Menurut Yuni, Kabupaten Buru merupakan wilayah yang rawan terhadap peredaran Narkoba, ditambah lagi potensi sumber daya alam yang melimpah. “kita tahu beberapa waktu lalu ada penggerebekan Narkoba di wilayah tambang emas. Kalau bukan kita, siapa lagi yang peduli,” ujarnya.

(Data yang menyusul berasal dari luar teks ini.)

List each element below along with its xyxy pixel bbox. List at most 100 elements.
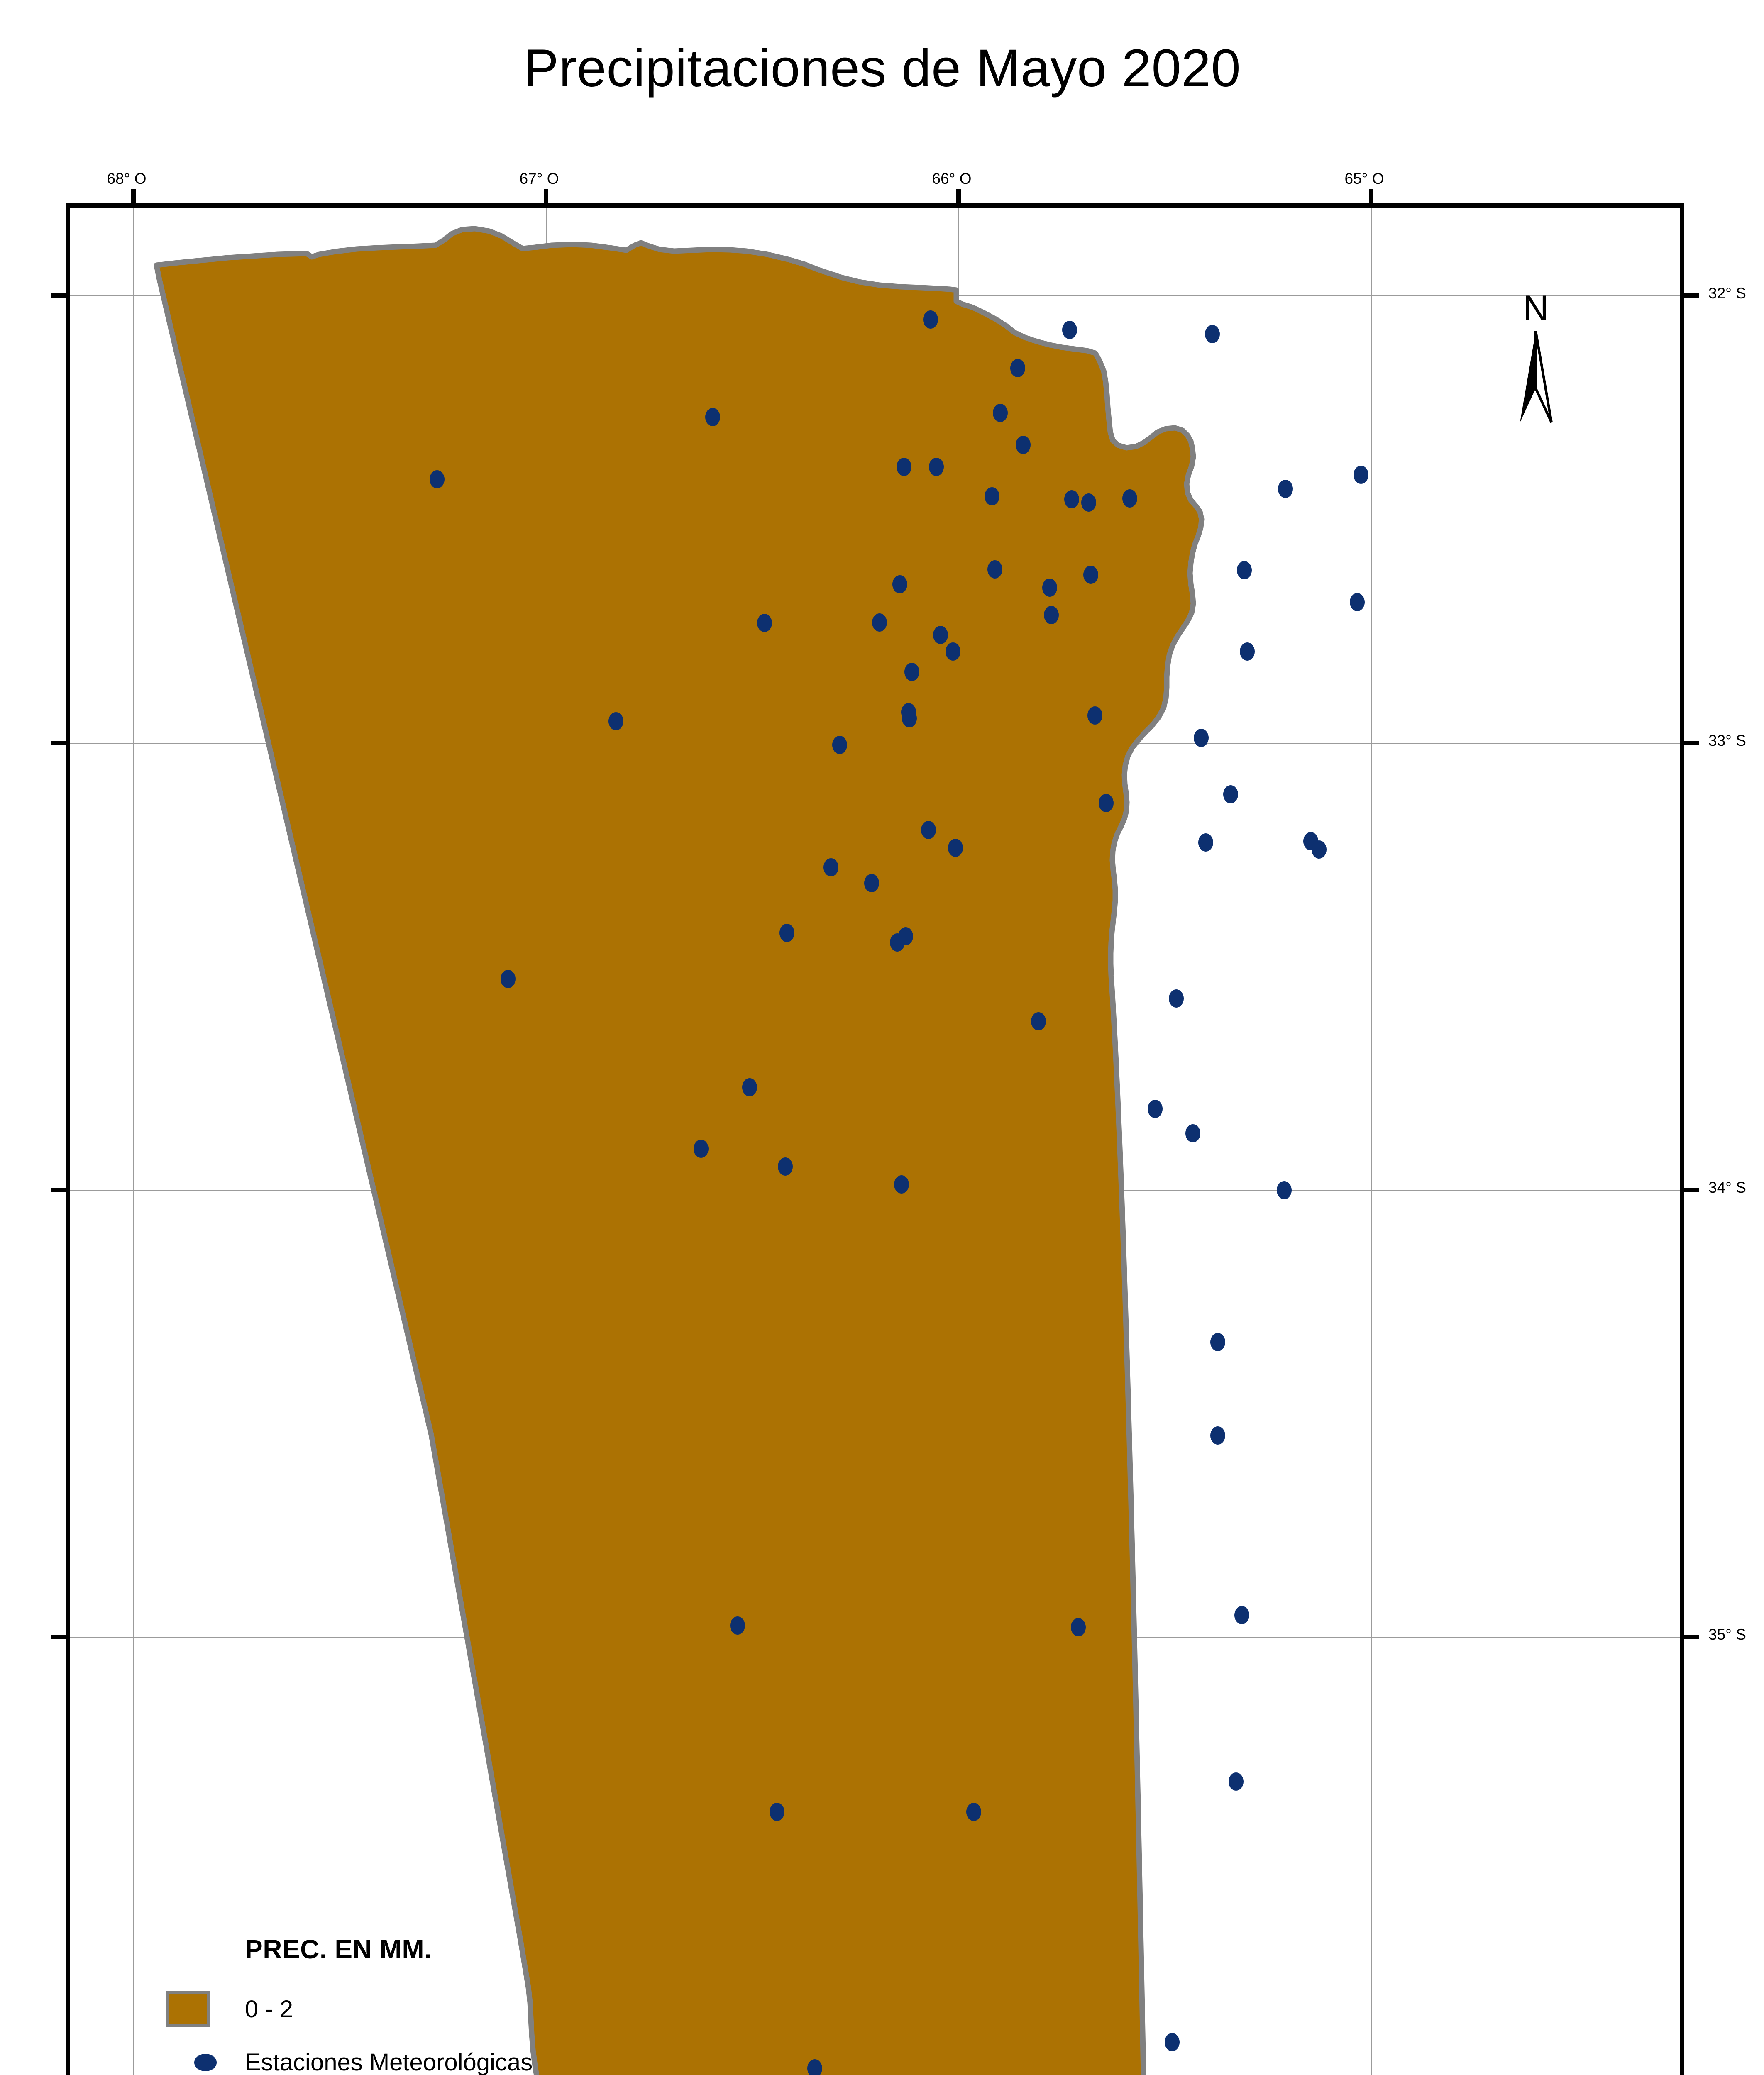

Safrul dari Bidang Pengembangan Wawasan Pemuda Kemenpora RI meyakini akan banyak yang dapat dilakukan oleh Kader Pemuda Anti Narkoba. “setiap orang yang mengikuti pelatihan ini, diharapkan dapat membentuk kelompok di desanya masing-masing, selamatkan adik-adik kita, lingkungan kita, keluarga kita, dari bahaya Narkoba,” harapnya.
Safrul meyampaikan bahwa Kader Pemuda Anti Narkoba merupakan program prioritas nasional yang harus didukung oleh semua elemen pemerintah, dari pusat sampai daerah. “karena begitu besarnya bahaya narkoba, sehingga Pemerintah Pusat menjadikan Kader Pemuda Anti Narkoba sebagai program prioritas nasional, ini berarti pemerintah serius untuk menanggulangi peredaran Narkoba, kita semua harus mendukung dan turut berpartisipasi,” ungkapnya.